Keep your distance when you can.
The quickest and easiest solution when it comes to handling someone who likes to undermine you, is to keep your distance when you can. In many ways, passive-aggressives are harder to deal with than openly hostile people. Avoid the pitfalls by avoiding them altogether — stripping them of their manipulative powers.
Before you react: reduce the personalization and misunderstanding.
Rather than reacting to someone who is attempting to cut at your sense of self subtly, refuse to jump to conclusions and come up with different ways of looking at the situation.
Avoiding personalization allows you to keep a firm hold of your personal power and perceive the expressions of others more objectively. The reactions and behaviors of others are almost always a reflection of them not us, but we have to remind ourselves of that regularly.
Set boundaries and consequences.
Because passive-aggressive people behave covertly, they put up major resistance when they are confronted for their actions. They’ll deny, make excuses and finger point anywhere they can to escape the consequences of their actions. It’s up to you to make sure your boundaries are firm, however, and the consequences are adhered to.
No matter what the passive aggressive says or does, offer strong consequences for the negative behavior and stand by your decisions when they’re made. Defining the consequences of poor behavior starts with defining your boundaries; a necessary exercise in self-worth that every single one of us should engage in.
Get proactive and formal.
For those underminers we have to deal with on a regular basis, it’s important to put a stop to their behavior early and finitely. The behaviors that passive-aggressive people engage in usually occurs in a pattern and noticing those patterns and stopping them early on is key to protecting ourselves from the damaging effects.
Set the tone of your relationship by formalizing your communications when needed. Put things in writing and have third parties present when you let the other person know just what you will and will not tolerate any longer.

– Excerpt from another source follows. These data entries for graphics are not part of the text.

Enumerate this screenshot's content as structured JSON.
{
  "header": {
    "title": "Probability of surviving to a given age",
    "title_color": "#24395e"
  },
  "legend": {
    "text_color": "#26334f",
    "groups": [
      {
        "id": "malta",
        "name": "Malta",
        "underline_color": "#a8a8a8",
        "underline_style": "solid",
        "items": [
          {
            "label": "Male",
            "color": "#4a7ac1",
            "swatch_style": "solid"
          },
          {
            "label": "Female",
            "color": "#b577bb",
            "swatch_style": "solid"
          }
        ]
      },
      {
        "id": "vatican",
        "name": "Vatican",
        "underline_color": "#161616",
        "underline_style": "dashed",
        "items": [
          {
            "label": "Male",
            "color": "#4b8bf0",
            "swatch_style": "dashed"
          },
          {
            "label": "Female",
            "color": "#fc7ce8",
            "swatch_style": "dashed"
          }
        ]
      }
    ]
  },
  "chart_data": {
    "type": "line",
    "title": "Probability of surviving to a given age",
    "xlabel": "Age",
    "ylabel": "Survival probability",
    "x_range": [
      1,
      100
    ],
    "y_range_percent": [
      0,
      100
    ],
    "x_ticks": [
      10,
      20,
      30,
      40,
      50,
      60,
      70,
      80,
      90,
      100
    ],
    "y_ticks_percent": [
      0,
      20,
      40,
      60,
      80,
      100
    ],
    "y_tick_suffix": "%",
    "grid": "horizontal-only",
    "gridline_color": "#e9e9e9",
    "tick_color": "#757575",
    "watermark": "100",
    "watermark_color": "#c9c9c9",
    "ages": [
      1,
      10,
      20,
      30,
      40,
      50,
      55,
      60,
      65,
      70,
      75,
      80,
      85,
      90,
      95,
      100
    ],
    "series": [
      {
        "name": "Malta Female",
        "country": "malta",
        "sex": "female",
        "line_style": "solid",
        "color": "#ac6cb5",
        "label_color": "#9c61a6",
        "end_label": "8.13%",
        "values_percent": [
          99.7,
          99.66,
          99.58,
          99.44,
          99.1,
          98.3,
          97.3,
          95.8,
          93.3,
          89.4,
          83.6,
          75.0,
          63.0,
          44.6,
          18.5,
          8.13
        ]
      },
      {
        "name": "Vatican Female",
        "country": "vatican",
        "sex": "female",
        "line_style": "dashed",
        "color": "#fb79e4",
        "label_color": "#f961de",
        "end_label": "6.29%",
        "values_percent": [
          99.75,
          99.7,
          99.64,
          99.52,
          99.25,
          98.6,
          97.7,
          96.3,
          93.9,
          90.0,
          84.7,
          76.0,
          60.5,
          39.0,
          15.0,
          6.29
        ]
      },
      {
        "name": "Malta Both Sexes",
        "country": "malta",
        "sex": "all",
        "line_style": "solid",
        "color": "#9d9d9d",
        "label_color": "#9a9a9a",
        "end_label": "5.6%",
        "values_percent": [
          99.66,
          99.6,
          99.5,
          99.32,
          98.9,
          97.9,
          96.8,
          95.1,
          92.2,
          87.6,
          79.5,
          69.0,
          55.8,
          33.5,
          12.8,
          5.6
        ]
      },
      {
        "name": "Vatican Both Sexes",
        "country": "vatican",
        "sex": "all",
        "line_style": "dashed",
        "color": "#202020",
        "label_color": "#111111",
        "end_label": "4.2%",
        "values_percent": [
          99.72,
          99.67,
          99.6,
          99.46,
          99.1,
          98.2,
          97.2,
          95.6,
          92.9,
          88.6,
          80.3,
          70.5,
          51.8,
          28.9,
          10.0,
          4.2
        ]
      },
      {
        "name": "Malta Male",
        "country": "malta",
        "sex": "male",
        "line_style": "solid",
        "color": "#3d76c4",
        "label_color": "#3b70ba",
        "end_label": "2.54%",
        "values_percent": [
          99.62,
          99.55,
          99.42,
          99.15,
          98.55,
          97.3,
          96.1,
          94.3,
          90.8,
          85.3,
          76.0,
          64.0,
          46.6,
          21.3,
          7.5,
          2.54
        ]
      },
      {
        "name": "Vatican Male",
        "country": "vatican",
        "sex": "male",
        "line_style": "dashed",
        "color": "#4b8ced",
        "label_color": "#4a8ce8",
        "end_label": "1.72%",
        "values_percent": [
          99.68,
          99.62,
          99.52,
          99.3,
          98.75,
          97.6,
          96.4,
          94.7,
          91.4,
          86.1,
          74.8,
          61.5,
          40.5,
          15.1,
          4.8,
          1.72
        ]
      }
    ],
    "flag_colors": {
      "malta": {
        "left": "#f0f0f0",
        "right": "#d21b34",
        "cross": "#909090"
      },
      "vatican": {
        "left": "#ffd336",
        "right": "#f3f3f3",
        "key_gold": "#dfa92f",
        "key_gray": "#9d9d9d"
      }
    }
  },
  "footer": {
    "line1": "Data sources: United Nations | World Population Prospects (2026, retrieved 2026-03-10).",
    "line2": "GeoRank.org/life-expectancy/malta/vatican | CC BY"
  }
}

Because passive-aggressive behavior happens on the sly, it’s often necessary to confront it directly, but that has to be done in the right tone and with the right intention. Ask the passive-aggressive person probing questions to clarify their point of view and fact-check their assumptions. You can also review previous communications and substantiate your position through clear and concise examples.
Avoid making accusations or statements that begin with, “You did…” Focus instead on sentences that begin with “I…we…let’s….” and “this” followed by clear and concrete facts. For example:
- “I don’t feel comfortable with the way you are joking. It’s offensive to me and it hurts my feelings.”
- “I noticed that things haven’t gotten done.”
Establish your own credibility in the argument by providing recent examples of behaviors or comments that prove your points, without pushing it too far into “I told you so,” territory.
Don’t attempt to change the other person.
It can be tempting to attempt to change the passive-aggressive person, but this would be an exercise in futility. It is impossible to change other people — the only people that can change are those who wish to change for themselves.
Attempting to change the behaviors of someone who doesn’t know how to process their emotions is a time-consuming dialogue that undermines our sense of self.
While these efforts are admirable, they often end in frustration and disappointment. The reasons for passive-aggressive behavior are complex and deep-rooted, the people who engage in this type of behavior cannot correct their errors until they become more self-aware.
Remember: It’s not your job to change anyone. The only person who you are responsible for is yourself. Clean your own porch and let them clean their own when they’re ready.